Tatsächlich wurde zu Buch und Verfilmung ein Album von DAISY JONES &THE SIX veröffentlicht, die Texte stehen im Roman am Schluß. Längst äußerte Taylor Jenkins Reid, daß sie von einer Aufnahme eines Konzerts von Fleetwood Mac inspiriert habe. Dort sah der Sängerin und dem Sänger beim Singen zu. „Es sah so sehr nach zwei verliebten Menschen aus. Und doch werden wir nie wirklich wissen, was zwischen ihnen war.“ Aber ihr Roman tut dann doch so, als ob sie es weiß. Denn, nachdem sie wirklich in verschiedenen Kapiteln wie DER AUFSTIEG VON THE SIX 1966-1972 bis zur Auflösung der Band 1979 den Weg einer Rockband sehr realistisch dargestellt hat und damit diesem Buch einschließlich der musikalischen Anteile zumindest kulturgeschichtlich ein Plus gibt, kommt es am Ende dicke.

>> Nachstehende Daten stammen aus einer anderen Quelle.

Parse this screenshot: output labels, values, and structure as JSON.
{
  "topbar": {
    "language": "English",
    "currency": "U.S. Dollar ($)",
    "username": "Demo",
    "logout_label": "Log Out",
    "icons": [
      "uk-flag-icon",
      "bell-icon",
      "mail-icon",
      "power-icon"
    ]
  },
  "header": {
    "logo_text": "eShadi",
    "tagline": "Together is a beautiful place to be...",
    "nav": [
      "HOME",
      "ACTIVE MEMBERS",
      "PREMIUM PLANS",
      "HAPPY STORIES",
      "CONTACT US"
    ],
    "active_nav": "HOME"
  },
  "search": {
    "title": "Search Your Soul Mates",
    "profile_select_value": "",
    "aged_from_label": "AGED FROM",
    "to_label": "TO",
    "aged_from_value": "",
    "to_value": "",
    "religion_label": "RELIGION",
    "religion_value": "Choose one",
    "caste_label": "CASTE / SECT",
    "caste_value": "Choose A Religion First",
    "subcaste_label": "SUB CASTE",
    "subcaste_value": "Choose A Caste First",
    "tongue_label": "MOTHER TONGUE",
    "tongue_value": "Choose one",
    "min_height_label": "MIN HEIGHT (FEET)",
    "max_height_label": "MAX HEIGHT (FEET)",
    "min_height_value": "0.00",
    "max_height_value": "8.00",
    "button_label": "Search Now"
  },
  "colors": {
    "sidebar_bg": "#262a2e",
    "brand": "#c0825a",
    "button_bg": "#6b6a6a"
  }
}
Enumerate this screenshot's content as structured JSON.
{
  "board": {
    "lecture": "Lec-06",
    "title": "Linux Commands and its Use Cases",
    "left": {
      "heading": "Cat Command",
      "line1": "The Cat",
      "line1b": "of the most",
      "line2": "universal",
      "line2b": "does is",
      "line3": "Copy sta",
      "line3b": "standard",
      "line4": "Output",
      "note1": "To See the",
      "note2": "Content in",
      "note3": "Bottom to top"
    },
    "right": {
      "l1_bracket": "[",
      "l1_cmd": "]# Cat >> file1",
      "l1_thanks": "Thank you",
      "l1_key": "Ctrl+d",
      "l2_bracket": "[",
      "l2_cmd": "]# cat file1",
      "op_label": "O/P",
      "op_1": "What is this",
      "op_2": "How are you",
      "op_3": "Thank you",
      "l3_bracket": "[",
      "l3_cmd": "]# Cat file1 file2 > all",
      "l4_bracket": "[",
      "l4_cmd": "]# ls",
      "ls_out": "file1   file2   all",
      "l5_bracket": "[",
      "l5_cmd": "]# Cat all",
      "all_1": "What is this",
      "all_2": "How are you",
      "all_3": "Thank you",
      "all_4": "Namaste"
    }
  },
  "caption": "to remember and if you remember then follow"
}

Um das zu verstehen, langt es, die Geschichte von Billy Dunne wiederzugeben, der als Bandleader mit seinem Bruder Graham THE SIX aufzieht, die die typischen Probleme von Sex und Drogen mit sich bringen. Aus seiner Drogen- und Alkoholproblemen erlöst ihn Camila. Diese toughe erst junge, dann ältere Frau, gebiert ihm drei Mädchen und ist immer zur Stelle, wenn er seinen Gelüsten nach Stoff, Alkohol oder Daisy nachgeben könnte. Denn den Widerstand, ja Haß, den Billy auf Daisy richtet, ist nur seine Angst, seine Sicherheit, seine Familie aufgeben zu müssen. Damit dann endlich die Liebe, die beide zueinandertreibt, sich auch erfüllen kann, muß Ehefrau Camilla – noch einmal fiktiv wie alle anderen Bandmitglieder auch - mit 63 Jahren 2012 sterben. Sie hinterläßt einen Brief an ihre Töchter: „Wenn ich nicht mehr bin, dann gebt eurem Vater erst mal ein bißchen Zeit. Aber danach sagt ihr im bitte, daß er Daisy Jones anrufen soll. Ihr Nummer steht in meinem Termin….“.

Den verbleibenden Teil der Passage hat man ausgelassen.